Agaat - Marlene van Niekerk [271]
The Lord is my witness, I don’t know if I’m up to this! I sometimes no longer know myself with this child in the house. How is it possible that the small, deformed, pig-headed, mute child in the back room can make me feel like this? It’s she who’s nothing. And all I wanted to do, was to make a human being of her, to give her something to live for, a house, opportunities, love.
I’m frustrated and impatient and I can’t help it, sometimes she nauseates me (yes, I’m ashamed of myself, but it’s true!). The long jaw, the bulbous eyes that can glare so coercively, the untameable woolly mop, the little crank-handle of an arm, the sly manner at times, the cruelty that sometimes breaks through. How does one make a good heart in a creature that’s so damaged? How will I ever put enough flesh on the puny little body? How do I get all her senses and her mind operative? (Not to mention her conscience!). And a will (but obedient!) and a soul? She resists me, she’s a long way from being tamed.
Sometimes I feel as if the child is a dark little storage cubicle into which I stuff everything that occurs to me and just hope for the best and that one day when I open the door, she’ll walk out of there, fine and straight, all her limbs sound and strong, grateful and ready to serve, a solid person who will make all my tears and misery worthwhile. So that I can show all the world: See, I old you! You didn’t want to believe me, did you?
15 November 1954 morning
Saar came to call me just now from the garden in the back, come and see, Mies, what Agaat is playing. On tiptoe through the kitchen door and peep at her from behind the door. Wouldn’t there be an inquisition of the rag doll on the telephone stool! She deliberately places the doll filled with river sand in such a position that she has to fall off. Then she falls off, then she gets a slap, then she falls off, then she gets a finger in the eye!
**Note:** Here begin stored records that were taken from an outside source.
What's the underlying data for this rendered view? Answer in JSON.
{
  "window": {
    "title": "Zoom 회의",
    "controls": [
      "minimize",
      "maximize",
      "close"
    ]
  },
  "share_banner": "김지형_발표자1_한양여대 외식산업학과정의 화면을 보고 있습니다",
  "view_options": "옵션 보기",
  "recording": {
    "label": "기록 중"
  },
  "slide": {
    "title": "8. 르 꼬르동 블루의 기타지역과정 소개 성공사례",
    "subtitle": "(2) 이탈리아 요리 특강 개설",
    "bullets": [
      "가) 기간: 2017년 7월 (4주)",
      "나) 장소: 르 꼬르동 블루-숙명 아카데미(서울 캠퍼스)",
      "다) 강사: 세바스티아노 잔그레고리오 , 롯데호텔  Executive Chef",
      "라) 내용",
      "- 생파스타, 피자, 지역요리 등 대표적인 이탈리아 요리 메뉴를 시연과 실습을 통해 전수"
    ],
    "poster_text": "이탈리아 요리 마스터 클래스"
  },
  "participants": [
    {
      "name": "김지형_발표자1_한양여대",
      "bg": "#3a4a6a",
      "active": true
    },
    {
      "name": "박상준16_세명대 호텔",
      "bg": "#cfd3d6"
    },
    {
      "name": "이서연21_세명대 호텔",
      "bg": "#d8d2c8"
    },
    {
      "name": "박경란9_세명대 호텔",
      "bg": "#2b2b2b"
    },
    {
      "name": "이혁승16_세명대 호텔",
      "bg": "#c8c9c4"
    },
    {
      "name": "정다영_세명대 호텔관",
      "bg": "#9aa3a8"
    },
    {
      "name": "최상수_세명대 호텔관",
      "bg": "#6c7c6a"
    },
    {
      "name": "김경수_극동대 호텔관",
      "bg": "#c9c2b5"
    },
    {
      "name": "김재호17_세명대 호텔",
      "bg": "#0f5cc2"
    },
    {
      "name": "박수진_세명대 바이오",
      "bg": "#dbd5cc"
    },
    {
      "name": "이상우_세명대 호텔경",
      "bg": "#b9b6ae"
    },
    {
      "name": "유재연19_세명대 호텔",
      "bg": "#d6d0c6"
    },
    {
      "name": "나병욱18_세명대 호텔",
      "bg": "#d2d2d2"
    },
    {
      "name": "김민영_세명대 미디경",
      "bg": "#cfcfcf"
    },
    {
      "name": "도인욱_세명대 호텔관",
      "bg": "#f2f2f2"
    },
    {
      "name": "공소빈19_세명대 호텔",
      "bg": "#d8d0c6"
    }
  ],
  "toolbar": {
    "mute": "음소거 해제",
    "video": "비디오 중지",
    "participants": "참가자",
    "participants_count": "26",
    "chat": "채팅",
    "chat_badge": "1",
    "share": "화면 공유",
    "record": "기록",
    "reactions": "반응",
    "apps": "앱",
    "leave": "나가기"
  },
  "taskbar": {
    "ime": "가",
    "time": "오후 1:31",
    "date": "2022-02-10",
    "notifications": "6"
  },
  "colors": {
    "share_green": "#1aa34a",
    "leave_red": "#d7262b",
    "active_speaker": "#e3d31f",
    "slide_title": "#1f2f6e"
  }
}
Sit, doll, sit! If you can’t sit up straight nicely and look at me, and answer me when I speak to you, then I’m phoning the police!
Next thing she clambers onto the telephone stool, takes the receiver off its cradle. Hello, hello police? Come and fetch her, lock her up! She’s full of stuffing! She looks at me cheekily! She plays dumb! She does her business in her panties!
No lack of imagination, whatever else may be wanting!
19
The sharpening of the knives.
How many hours ago? I was still asleep, if you can call it sleep, the drowsy delirium in which I drift.
Sudden swishing sounds in the dark by the bed’s head.
Mighty striking-up. Last movement. Metal on metal. Con brio.
From the movement of air against my face I could infer her position. To and fro the rhythm firmed, a rocking to the tempo of the sleeper. She was whetting without varying the angle of the whetting-rod to my bed, a duller sound close to her body, a high sibilant hiss at the furthest point of the rod. The point of the rod was on the railing at the head of the bed, a whetting-wind over my forehead.
Oh, Agaat, what else will you still think up for me? Sharpening knives over the tip of my comatose nose.
It was the big knife, to judge by the sound, the one with the three silver studs on the handle. And it was the longest whetting-rod, the heavy one with the cast-iron handle, the one that’s stored in the long bottom drawer next to the old Aga because it doesn’t fit anywhere else.
It was a culinary demonstration. How old was she? Not old enough yet to handle sharp objects.
See, you support the rod against your waist and the point you rest on the edge of the table.
But that was long ago. The point of the rod now on the top railing of my bed, close to my head. The point of support the midriff of Agaat.